Par ailleurs, nous pensons qu’il faut concentrer nos efforts sur l’accompagnement des personnes vers l’emploi, comme ce texte prévoit de le faire. Une personne bénéficiant de la solidarité départementale peut effectuer quelques heures de travail par semaine au service de collectivités. Il y a une multitude de besoins non satisfaits. Il s’agit non pas de profiter de cette personne, mais de lui proposer une intégration valorisante et l’encourageant, grâce à un encadrement, à avoir une activité.

C’est écrit noir sur blanc dans l’exposé des motifs, l’article 7 vise à « permettre aux bénéficiaires du revenu de solidarité active, au travers des engagements réciproques, de garder ou de retrouver leur dignité, en s’impliquant dans des activités utiles et nécessaires à la collectivité, ce qui représente une ambition partagée […] dans la perspective d’une réinsertion préparée et réussie ».

C’est le contraire de ce qui a été décrit par certains de nos collègues. Ceux qui soutiennent ce texte sont aussi de bonne foi, et ils souhaitent favoriser l’insertion dans l’emploi des personnes en difficulté. Un tel dispositif pourra progressivement combler – pas toujours, mais dans de nombreux cas – le fossé séparant le RSA du travail, en permettant à ceux qui en bénéficieront d’avoir moins d’appréhension et de revenir par étape sur le marché du travail. Je sais, pour la connaître un peu, que Corinne Imbert a la fibre sociale, raison pour laquelle elle défend l’insertion par l’activité et le rétablissement de la dignité des personnes au RSA. (Applaudissements sur les travées du groupe Les Républicains.)

Mme la présidente. La parole est à Mme Élisabeth Doineau, sur l'article.

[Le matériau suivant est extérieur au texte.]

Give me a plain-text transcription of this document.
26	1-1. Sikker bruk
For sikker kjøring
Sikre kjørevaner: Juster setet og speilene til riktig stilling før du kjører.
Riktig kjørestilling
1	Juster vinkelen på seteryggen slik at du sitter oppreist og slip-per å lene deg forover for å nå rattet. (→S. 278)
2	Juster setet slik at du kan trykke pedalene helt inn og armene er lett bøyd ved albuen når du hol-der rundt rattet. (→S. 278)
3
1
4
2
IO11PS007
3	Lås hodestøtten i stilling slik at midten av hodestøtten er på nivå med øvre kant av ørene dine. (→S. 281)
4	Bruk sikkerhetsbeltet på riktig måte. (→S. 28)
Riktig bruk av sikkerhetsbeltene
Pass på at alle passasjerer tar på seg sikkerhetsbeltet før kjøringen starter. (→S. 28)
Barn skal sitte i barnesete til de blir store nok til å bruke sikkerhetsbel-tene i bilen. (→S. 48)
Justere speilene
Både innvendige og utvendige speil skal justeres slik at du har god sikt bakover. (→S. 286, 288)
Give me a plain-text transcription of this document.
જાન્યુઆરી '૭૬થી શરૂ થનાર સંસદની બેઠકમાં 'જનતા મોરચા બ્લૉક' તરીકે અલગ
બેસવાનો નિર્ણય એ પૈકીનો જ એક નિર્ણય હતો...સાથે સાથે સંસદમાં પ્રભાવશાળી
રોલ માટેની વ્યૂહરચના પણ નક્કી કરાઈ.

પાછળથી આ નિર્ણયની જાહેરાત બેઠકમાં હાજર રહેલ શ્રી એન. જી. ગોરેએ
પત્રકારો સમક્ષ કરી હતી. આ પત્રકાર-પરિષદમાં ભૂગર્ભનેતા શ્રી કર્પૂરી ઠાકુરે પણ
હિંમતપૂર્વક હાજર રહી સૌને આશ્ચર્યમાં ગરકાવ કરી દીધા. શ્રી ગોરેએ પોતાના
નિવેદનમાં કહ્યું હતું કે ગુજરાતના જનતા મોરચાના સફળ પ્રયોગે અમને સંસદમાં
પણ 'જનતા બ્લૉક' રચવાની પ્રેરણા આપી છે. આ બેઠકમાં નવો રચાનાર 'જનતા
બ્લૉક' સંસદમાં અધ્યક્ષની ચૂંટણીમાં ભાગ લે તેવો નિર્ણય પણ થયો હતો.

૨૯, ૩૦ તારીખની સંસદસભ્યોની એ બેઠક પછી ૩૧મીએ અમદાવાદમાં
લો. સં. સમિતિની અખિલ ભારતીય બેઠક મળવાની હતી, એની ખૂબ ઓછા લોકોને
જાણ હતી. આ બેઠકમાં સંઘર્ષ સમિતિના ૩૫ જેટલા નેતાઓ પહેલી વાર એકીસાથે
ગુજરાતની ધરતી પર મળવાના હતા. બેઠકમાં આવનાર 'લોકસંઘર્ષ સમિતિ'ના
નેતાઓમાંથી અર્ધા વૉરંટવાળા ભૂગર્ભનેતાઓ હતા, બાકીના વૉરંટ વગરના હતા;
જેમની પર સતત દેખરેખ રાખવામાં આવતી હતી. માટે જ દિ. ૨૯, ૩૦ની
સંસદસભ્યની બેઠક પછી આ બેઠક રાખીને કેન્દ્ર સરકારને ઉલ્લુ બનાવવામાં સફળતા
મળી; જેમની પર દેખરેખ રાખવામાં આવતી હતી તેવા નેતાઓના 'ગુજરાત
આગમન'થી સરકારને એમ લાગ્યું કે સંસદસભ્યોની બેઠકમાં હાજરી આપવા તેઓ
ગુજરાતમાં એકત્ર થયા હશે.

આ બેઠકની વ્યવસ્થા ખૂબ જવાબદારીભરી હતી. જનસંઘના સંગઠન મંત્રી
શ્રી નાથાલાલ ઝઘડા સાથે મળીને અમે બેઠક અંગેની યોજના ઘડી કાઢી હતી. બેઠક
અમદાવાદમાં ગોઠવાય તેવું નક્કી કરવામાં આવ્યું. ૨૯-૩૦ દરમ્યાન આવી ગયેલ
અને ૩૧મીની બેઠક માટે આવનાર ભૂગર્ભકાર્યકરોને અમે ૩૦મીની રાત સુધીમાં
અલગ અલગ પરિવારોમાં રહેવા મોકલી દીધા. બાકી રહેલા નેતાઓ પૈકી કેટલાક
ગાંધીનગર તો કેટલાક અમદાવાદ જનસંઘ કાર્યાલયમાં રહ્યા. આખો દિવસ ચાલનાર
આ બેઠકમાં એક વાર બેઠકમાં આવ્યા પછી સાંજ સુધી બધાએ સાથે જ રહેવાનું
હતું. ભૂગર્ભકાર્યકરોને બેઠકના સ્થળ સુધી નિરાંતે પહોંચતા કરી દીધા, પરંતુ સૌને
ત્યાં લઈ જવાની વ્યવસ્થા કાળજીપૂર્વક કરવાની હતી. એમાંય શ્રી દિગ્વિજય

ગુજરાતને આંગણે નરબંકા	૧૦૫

Mme Élisabeth Doineau. Madame la présidente, madame la secrétaire d’État, mes chers collègues, j’interviens maintenant parce que je tiens à dire que j’ai le sentiment que cette proposition de loi divise, comme en témoigne notre débat d’aujourd'hui. La France a-t-elle besoin de ce spectacle de division, alors que nous affirmons tous vouloir insérer les personnes en difficulté ? Ma réponse est « non ». Nous accablons en effet les uns et exacerbons les injustices ressenties par les autres, ce qui n’est bon ni pour la France ni pour l’image que nous donnons.

J’en viens directement à l’alinéa 3 de l’article 1er, car je ne comprends pas. Il s’agirait d’attribuer les allocations à partir du moment où le dossier est complet, mais n’est-ce pas déjà ce qui est fait dans chacun de nos départements ?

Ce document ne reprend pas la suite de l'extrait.